There was good news and bad news concerning appropriations for those 11 of 13 government agencies that have been impatiently waiting and enduring the agony of eight continuing resolutions that allowed them to operate with Fiscal Year 2002-level funding.
The 108th Congress opened for business the first week in January with a few changes of note. The racial gaffe committed by Sen. Trent Lott (R-Miss.) during the departure ceremonies for Sen. Strom Thurmond forced him out as the Senate Majority Leader.
In his State of the Union address, President Bush proposed cutting income tax and ending the double taxation of corporate dividends, both actions that would reduce government income.

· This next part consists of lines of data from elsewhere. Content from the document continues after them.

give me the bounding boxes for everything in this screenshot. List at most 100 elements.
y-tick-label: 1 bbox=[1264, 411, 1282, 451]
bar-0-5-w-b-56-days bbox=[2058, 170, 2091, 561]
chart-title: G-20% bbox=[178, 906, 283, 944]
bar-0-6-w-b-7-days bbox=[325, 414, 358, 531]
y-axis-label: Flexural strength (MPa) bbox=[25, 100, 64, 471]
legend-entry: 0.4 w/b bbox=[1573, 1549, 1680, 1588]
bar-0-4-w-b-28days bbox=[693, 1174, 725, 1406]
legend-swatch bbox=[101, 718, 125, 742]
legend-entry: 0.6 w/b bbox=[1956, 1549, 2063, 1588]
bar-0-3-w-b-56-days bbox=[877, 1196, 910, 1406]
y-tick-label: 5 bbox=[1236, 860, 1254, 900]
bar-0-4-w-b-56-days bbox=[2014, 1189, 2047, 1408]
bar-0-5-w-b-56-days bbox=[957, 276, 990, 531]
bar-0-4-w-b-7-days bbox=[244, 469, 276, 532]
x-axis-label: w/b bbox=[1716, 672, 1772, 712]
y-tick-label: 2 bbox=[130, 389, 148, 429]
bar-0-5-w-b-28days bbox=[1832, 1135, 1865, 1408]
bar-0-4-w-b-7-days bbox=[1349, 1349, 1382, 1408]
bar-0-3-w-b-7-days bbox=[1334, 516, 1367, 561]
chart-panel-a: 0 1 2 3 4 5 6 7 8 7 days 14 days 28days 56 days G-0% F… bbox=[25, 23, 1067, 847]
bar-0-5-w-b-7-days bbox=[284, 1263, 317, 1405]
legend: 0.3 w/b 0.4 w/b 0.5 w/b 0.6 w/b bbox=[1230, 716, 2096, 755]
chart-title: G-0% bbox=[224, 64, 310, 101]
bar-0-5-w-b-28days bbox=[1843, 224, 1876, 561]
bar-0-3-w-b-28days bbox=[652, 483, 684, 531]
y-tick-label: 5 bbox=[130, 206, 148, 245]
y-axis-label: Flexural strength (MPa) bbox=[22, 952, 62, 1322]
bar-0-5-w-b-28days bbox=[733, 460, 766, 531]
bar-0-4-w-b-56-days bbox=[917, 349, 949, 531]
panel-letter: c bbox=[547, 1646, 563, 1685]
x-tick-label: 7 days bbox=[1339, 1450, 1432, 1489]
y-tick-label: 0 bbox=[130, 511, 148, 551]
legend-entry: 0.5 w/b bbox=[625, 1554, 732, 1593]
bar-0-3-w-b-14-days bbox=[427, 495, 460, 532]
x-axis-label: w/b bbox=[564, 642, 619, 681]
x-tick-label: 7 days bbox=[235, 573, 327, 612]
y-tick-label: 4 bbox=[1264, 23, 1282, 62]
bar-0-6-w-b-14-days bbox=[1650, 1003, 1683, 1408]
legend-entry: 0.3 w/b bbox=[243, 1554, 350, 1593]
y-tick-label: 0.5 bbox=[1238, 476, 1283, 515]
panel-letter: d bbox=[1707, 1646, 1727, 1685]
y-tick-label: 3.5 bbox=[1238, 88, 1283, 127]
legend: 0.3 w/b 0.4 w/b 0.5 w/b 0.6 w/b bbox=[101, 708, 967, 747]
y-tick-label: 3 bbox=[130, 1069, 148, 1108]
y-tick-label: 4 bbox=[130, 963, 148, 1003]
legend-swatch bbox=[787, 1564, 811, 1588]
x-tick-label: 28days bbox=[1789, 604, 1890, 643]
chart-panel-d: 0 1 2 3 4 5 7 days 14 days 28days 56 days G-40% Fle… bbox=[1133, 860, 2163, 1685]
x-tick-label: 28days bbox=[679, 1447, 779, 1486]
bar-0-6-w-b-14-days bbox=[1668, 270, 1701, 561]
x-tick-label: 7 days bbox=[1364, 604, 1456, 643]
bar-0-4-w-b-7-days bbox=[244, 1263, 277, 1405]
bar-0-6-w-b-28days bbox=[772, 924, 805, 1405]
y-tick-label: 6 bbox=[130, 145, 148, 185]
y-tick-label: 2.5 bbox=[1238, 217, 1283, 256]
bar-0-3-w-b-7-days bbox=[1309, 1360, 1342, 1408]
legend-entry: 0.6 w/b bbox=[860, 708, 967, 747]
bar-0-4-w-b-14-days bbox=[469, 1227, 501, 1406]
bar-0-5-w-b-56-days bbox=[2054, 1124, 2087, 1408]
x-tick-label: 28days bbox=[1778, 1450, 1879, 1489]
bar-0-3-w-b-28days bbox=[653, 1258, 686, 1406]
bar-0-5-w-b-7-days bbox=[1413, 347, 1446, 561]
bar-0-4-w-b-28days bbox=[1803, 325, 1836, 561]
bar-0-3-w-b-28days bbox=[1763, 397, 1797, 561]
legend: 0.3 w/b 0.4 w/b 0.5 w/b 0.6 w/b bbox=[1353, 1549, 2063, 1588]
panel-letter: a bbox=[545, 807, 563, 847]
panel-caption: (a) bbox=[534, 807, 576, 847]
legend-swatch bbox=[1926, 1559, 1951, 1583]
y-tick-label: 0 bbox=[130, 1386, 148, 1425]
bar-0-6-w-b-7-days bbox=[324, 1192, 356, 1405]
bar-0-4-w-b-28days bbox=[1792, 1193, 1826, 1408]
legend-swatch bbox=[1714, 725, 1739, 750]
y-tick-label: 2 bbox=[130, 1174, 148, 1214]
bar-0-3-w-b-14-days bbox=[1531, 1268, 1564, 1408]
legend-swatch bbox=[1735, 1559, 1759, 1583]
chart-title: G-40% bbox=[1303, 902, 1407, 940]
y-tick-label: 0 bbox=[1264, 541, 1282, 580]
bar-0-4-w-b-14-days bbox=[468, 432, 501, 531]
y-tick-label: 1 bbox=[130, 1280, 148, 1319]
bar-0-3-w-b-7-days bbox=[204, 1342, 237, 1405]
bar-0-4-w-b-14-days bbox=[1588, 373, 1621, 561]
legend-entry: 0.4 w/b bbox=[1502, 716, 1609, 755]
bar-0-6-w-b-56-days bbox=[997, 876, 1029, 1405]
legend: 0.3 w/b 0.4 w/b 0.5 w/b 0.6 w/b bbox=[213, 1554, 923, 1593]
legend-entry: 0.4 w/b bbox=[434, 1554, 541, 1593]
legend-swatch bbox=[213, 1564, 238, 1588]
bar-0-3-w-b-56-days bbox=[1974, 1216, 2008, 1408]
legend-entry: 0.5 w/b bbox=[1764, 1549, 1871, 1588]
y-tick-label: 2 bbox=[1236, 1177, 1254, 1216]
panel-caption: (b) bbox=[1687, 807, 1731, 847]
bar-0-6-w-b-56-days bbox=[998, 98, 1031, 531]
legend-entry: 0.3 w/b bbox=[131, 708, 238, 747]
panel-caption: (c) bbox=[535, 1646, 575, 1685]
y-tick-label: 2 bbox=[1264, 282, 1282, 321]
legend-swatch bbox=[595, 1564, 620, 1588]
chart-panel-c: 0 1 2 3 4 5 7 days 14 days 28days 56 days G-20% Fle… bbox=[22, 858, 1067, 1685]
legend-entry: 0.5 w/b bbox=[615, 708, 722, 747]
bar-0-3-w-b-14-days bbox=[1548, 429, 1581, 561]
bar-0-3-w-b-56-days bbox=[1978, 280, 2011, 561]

Congress recessed for 16 days in mid-April and when it returned, the major issues facing both houses were President Bush’s proposal for $726 billion in tax cuts, defense spending and Congressional “pork.”
Keeping with custom, Congress deserted Washington for the dog days of August with some small sense of accomplishment. Of the 1,570 bills submitted in the Senate and the 2,987 in the House before the recess, Congress tallied but 66 bills and resolutions that were signed into law. The Republican Study Committee reported that of those 66, 35 contained little or no significant costs to taxpayers.
After investigating an allegation that the FAA destroyed an audiotape of six New York Center controllers’ accounts of the 9/11 attacks, Transportation inspector general Kenneth Mead said he found no indication that the FAA intentionally withheld information.
• H.R.2115, the “Flight 100-Century of Aviation Revitalization Act” introduced in May by Rep. Don Young (R-Alaska), was combined with S.824, the “Aviation Investment and Revitalization Act,” introduced in April by Sen. John McCain (R-Ariz.), and approved by unanimous consent in the Senate in late November. The bill reauthorizes the Federal Aviation Administration for four years and provides $59 billion in funding.
• Controlling earmarking, or “pork” amendments, and restraining lobbyists’ largesse continued to command the attention of lawmakers, and that led to a spate of committee hearings and bills to reduce public concern about lawmakers’ integrity.